John Hurrell – 14 August, 2018
In these works spontaneity and speed rule, where nothing looks industrial or slick, going instead for a raw or ‘energetic' appearance. The results inevitably become thrillingly exuberant, with the work making use of pattern, decorative shapes and glistening colours, dwelling on repetitive processes of paint application and additive form making. Broadly applied and briefly daubed oil paint work hand in hand.
29 July - 17 August 2018
In this, the third solo show of Cat Fooks at Anna Miles, we see four freestanding sculptures and eighteen paintings characteristically covered with brushed on thick oil paint—or occasionally sprayed thin—in a manner with its layered coating reminiscent of early Rob McLeod, but with the hot palette of the late Howard Hodgkin.
Fooks’ paint surface is often lumpy because various glued-on items (like brushes, books, table legs, compacts, cardboard shapes and plastic bulbs) tend to get buried beneath several layers, and the highly saturated colours are prone to be glossy. Contrasting undercoats constantly peak through the outside edges, fissures, pocks and crevasses, and they in turn have other bright hues visible through cracks and crumbly textures beneath them. There are lots of monochromatic surfaces that are under or over, churned up, streaky, adjacent chroma.

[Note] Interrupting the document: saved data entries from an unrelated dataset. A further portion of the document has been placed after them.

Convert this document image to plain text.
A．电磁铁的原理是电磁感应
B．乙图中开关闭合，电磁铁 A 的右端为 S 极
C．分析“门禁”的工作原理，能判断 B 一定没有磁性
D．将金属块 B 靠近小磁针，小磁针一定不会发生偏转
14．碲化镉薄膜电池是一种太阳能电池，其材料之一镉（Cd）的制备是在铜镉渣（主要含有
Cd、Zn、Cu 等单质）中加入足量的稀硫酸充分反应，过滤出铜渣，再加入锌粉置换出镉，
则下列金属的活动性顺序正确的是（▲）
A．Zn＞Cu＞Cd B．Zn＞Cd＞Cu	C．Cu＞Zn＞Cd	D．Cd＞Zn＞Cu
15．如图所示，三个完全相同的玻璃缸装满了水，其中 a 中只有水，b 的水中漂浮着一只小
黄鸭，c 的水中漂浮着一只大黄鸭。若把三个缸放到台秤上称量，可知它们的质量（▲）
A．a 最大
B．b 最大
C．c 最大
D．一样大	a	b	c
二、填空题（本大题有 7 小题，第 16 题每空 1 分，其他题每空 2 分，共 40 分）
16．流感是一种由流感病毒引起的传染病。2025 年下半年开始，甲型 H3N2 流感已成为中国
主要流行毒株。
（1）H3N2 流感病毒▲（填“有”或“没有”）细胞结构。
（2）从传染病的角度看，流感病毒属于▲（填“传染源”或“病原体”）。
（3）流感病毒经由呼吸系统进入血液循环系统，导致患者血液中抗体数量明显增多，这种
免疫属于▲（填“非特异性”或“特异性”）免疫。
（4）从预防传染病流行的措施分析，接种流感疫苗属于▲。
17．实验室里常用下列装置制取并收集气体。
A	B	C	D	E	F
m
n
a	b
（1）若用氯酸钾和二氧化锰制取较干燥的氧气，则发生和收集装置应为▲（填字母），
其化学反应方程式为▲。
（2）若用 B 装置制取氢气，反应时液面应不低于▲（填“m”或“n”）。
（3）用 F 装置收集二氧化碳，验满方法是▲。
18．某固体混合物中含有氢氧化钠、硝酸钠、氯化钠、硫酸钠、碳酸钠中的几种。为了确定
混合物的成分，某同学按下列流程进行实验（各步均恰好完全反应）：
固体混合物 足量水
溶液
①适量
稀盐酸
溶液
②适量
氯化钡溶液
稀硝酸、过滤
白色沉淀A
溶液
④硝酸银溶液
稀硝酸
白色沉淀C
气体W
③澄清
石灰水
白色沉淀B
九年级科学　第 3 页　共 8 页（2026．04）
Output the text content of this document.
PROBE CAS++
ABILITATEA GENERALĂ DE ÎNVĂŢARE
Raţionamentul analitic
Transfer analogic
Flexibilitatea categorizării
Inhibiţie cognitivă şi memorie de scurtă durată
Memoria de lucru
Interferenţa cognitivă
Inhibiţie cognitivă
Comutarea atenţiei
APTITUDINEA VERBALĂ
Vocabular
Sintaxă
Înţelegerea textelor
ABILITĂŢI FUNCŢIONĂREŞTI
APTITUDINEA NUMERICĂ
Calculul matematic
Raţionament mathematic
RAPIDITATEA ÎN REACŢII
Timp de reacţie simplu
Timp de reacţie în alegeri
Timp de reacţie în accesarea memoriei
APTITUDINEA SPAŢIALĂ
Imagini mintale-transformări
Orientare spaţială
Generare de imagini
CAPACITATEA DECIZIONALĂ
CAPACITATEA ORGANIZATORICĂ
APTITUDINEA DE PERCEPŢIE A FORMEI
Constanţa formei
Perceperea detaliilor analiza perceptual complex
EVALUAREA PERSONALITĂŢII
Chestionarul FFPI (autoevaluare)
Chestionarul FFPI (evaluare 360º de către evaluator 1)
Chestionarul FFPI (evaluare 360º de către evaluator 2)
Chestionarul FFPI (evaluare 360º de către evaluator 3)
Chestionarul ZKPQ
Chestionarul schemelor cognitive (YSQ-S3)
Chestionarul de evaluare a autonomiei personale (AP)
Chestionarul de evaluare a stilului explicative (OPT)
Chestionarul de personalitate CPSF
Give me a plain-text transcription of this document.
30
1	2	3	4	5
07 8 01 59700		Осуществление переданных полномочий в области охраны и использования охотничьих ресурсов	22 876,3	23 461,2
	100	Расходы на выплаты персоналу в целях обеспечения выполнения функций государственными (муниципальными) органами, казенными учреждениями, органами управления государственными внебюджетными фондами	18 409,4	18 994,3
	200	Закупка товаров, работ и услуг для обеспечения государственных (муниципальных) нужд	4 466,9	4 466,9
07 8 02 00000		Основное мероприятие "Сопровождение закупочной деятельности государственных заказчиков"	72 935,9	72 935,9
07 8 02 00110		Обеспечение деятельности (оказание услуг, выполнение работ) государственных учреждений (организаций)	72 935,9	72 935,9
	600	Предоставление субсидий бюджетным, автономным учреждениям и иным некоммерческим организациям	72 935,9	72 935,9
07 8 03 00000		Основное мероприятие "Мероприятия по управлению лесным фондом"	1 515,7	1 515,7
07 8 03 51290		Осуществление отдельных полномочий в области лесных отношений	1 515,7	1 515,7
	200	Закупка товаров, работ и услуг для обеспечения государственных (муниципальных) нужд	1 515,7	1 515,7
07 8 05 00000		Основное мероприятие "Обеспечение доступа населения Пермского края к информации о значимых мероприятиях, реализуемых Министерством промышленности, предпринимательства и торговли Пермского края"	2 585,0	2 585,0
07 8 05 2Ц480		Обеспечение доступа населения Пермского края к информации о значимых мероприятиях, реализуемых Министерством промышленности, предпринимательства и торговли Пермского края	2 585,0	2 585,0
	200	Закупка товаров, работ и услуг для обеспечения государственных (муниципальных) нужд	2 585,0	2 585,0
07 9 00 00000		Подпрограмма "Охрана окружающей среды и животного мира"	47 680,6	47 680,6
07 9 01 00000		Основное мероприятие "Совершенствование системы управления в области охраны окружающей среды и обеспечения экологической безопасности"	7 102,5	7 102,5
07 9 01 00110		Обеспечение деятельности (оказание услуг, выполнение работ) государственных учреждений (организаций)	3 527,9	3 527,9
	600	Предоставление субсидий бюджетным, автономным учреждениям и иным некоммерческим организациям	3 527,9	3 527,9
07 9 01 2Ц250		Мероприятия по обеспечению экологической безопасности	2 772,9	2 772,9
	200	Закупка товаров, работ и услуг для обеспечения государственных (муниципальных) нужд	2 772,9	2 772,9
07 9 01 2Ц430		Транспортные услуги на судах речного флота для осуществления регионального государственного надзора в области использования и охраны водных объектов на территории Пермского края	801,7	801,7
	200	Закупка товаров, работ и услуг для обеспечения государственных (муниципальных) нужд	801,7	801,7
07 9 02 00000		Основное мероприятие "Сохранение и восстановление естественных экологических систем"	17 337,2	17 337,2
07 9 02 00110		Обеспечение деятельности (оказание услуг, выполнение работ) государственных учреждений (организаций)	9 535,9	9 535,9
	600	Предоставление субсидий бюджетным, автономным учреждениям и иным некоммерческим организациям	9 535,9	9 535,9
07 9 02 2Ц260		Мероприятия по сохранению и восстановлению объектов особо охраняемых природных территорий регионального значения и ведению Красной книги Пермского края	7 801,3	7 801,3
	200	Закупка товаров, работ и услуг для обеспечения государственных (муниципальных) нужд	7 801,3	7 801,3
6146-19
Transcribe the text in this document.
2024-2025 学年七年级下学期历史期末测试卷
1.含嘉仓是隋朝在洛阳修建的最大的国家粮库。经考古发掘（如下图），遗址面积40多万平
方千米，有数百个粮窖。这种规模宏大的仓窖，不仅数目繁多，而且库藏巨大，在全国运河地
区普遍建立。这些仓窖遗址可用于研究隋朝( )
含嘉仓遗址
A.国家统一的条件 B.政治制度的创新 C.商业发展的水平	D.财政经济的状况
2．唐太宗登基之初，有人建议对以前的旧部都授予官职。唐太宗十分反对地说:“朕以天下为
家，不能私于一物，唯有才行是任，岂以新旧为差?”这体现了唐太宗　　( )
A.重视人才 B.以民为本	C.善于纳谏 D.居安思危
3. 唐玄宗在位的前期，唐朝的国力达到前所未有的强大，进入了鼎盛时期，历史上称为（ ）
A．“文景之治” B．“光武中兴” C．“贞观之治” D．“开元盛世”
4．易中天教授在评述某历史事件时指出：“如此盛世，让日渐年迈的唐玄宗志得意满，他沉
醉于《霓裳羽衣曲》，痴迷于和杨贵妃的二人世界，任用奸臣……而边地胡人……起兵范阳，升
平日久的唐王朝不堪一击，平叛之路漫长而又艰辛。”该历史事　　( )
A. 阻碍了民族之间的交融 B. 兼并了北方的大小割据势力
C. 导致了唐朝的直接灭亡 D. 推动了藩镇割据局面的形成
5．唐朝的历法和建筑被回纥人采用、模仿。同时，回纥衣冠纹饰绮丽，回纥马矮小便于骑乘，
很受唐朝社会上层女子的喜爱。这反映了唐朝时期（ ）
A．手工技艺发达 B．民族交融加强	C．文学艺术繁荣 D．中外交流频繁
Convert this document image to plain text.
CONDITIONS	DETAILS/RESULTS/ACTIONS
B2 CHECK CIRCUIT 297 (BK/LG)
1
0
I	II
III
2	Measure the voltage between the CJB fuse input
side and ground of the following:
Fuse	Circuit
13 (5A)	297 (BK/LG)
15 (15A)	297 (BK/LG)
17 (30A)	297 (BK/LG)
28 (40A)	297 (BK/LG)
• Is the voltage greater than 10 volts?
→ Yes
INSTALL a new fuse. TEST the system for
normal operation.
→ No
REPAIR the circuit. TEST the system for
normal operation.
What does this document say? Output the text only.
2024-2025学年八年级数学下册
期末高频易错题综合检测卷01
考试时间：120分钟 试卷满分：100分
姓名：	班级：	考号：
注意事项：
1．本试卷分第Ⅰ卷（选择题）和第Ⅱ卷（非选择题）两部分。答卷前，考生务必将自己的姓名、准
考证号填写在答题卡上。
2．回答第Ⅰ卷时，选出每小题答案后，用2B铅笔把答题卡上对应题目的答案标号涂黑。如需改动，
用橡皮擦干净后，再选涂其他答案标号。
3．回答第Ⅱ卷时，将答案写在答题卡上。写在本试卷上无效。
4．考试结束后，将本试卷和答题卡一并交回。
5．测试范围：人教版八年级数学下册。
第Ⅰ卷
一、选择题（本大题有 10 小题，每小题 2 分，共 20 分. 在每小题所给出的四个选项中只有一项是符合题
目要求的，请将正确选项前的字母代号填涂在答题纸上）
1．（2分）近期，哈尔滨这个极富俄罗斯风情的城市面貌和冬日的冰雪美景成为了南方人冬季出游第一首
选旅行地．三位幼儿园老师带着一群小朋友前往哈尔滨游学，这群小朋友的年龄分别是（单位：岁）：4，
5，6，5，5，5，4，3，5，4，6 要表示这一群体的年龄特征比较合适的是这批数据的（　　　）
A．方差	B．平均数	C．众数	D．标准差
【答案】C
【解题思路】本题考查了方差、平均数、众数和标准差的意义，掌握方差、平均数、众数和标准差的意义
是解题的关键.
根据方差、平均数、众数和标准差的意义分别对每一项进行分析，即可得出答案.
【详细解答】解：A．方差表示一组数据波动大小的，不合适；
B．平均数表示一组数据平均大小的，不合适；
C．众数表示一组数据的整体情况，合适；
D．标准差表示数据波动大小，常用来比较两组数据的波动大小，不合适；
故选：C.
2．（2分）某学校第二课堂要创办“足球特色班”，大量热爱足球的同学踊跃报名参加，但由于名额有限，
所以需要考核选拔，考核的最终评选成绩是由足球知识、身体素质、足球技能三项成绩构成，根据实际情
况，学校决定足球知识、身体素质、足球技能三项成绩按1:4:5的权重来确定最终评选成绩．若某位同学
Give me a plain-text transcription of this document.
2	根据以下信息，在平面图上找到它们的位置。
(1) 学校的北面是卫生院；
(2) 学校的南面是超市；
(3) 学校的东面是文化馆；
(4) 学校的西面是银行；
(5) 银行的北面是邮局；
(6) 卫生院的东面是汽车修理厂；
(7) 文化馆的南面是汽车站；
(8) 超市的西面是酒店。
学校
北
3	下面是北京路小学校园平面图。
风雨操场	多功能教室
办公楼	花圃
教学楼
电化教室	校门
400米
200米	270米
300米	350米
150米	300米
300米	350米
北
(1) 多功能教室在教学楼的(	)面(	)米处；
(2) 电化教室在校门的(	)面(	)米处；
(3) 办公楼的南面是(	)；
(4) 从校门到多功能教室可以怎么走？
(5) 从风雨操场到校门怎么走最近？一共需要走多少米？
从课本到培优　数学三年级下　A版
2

In these works spontaneity and speed rule, where nothing looks industrial or slick, going instead for a raw or ‘energetic’ appearance. The results inevitably become thrillingly exuberant, with the work making use of pattern, decorative shapes and glistening colours, dwelling on repetitive processes of paint application and additive form making. Broadly applied and briefly daubed oil paint work hand in hand.
One particularly choice item is Designer Gown, a rhythmic arrangement of tumbling petal-like marks (from dragged paint-filled brushes) that hints of L’Ancien Regime and prerevolution French aristocracy. It is reminiscent of marbling and sumptuous dress fabric pattern, but filtered through Soutine.
Fooks’ floor sculptures are also entertaining in their physicality, low furniture that is laden up with mysterious objects, attached and extravagantly coated. Again the materiality and substance of paint is celebrated, but recontextualised within a domestic space where you have to be careful it doesn’t attack your shins. There is a sort of animism. They could be pets.
Cat Fooks is a traditional manipulator of visceral paint, but not a radical innovator in terms of exploring its sculptural possibilities as pure substance—like say Rohan Wealleans, Glenn Burrell or Helen Calder who focus solely on paint’s assorted materialities in order to make sculpture. For Fooks the underlying support is crucial; it cannot be removed. This ensures her practice brims with excitement; sensual surface and enigmatic support being thoroughly integrated.